NeuVector will issue a new release of its platform on Dec. 4, providing organizations with enhanced capabilities to secure cloud-native, container environments.
The NeuVector 2.3 release expands the container, cloud-native firewall technology with admission control security capabilities that can be directly integrated with the Kubernetes container orchestration platform.
“NeuVector uses the features of Kubernetes as a trigger and enforcement point for image deployment,” NeuVector CTO Gary Duan told eWEEK. “By integrating with Kubernetes, via kube-apiserver, NeuVector can get notification for any image attempting to be deployed, then apply the policy, which an admin has configured in NeuVector to decide whether to allow or block the deployment through Kubernetes.”
NeuVector’s platform provides a container firewall that can filter application layer traffic to help identify anomalous behavior and traffic.
The company was launched in January 2017 and has raised $9 million in venture funding. In a video interview with eWEEK, Fei Huang, CEO and co-founder of NeuVector, explained the core principles of his company’s platform and its network-centric view of container and cloud-native security.
Admission control is a net new feature that is part of NeuVector’s overall CI/CD pipeline integration for security, according to Duan.
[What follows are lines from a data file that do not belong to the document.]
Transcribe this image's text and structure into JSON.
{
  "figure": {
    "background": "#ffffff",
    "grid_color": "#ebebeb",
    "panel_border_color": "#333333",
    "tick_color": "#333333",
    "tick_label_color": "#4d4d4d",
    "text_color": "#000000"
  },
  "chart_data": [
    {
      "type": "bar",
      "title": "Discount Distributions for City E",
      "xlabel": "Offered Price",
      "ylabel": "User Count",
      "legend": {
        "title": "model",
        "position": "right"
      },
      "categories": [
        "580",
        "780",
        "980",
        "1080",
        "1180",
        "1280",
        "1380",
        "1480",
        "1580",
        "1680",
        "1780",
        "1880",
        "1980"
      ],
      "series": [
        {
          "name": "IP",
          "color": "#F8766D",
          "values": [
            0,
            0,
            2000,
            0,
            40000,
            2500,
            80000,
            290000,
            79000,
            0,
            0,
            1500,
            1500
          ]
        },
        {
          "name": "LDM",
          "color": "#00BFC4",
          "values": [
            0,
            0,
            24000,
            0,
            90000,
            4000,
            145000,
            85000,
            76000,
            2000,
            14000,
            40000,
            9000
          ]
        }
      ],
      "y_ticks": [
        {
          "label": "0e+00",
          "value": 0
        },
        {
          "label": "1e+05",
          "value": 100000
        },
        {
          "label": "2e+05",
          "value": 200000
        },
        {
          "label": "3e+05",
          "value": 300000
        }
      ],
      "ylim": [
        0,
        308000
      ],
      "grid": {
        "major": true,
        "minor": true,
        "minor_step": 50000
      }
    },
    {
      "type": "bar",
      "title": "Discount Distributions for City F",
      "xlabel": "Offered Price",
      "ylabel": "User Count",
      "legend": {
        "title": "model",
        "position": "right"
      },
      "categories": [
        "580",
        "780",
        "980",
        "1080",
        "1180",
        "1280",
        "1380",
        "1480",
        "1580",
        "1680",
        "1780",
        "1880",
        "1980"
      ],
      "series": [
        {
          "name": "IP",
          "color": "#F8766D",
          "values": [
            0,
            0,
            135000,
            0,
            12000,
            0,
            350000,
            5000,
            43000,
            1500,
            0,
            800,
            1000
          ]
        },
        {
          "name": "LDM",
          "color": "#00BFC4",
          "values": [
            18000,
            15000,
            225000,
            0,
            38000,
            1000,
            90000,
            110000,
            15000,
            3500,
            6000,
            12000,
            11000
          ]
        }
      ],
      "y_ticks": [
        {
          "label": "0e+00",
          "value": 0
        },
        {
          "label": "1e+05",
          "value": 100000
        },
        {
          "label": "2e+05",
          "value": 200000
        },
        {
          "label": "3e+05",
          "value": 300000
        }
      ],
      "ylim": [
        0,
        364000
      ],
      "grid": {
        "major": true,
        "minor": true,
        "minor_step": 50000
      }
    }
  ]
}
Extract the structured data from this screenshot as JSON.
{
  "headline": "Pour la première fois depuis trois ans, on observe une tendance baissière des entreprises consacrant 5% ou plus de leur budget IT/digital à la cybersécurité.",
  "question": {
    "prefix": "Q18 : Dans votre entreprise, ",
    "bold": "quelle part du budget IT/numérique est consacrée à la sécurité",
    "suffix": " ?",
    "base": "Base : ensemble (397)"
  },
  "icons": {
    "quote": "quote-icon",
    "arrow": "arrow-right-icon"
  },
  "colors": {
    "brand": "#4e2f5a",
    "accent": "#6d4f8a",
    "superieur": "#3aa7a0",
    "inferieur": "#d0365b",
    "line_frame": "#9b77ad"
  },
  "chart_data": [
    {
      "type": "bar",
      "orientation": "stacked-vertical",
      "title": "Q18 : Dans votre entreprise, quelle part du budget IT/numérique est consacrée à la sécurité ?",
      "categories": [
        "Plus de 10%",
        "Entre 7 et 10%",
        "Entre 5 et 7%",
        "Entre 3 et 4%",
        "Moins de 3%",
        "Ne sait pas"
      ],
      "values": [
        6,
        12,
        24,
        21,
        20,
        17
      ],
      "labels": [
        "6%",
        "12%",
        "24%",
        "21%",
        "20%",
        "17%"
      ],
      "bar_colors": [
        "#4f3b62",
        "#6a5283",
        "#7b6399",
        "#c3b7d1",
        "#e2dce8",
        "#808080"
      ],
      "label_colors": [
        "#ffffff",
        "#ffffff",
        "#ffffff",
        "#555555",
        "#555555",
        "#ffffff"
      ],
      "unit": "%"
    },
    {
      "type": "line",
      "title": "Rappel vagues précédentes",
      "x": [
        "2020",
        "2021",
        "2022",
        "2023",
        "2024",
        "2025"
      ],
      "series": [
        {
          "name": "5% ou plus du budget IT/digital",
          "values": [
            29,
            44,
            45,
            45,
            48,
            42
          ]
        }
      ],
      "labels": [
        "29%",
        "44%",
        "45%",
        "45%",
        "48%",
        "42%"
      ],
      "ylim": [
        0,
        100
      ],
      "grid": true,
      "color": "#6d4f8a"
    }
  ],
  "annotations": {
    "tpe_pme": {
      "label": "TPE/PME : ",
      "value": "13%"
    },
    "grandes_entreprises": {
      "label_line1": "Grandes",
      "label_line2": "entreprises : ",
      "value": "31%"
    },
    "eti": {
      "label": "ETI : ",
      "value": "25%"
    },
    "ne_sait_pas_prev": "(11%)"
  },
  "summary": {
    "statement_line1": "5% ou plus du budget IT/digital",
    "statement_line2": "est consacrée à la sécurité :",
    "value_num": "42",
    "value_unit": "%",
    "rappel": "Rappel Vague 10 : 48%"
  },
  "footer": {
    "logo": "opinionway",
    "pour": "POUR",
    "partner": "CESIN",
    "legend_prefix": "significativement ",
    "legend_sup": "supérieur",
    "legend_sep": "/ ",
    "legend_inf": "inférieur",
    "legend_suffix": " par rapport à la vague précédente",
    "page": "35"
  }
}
For example, he said users today can fail a build based on vulnerabilities using the Jenkins plug-in from NeuVector. They can also automatically scan new or updated images in repositories.
“Now, with admission control, they will be able to block deployment of containers based on various criteria such as vulnerabilities, labels, users, namespace etc.,” Duan said. “So, now we have improved security enforcement for the entire Build-Ship-Run pipeline.”
Additionally, he explained that admission control uses the NeuVector registry scanning results to determine whether the image should be allowed to be deployed. NeuVector can also verify the digital signature of images for admission control.
There are multiple ways that policies can be enforced in a Kubernetes-based deployment, including using the Container Networking Interface (CNI) as a hook to block and quarantine access. Duan explained that while NeuVector is compatible with all CNI/network plug-ins, it does not rely on them to enforce network policy.
“We have built our own Layer 7 packet filtering technology, which can run as an inline firewall for selected services,” Duan said. “With a run-time feature called Response rules, users are able to define policies such as if vulnerable images are found in containers, then the containers can be network quarantined.”
The first release of the admission control feature is only being made available for Kubernetes and Kubernetes-based systems including OpenShift and Rancher. Duan said NeuVector is considering adding other container orchestration system, including Docker Swarm, to the product roadmap in 2019.
There are multiple security hooks that are available in Kubernetes, including Role Based Access Control (RBAC), which is a feature used by organizations to help secure workloads based on identity.
Duan said that admission control and RBAC are two different types of security features. He explained that NeuVector focuses on validating the security policy to allow container deployment—for example, vulnerability policy for specific users and namespaces.
“Kubernetes users can still be able to deploy vulnerable images with RBAC in place,” he said.
Looking forward, NeuVector will be looking at potential integration with the Istio service mesh, which is an increasingly popular cloud-native approach that is run alongside Kubernetes.
“We will continue to build on our container network security expertise and add more network threat intelligence,” Duan said. “We will also integrate our security mesh technology with service meshes more tightly.”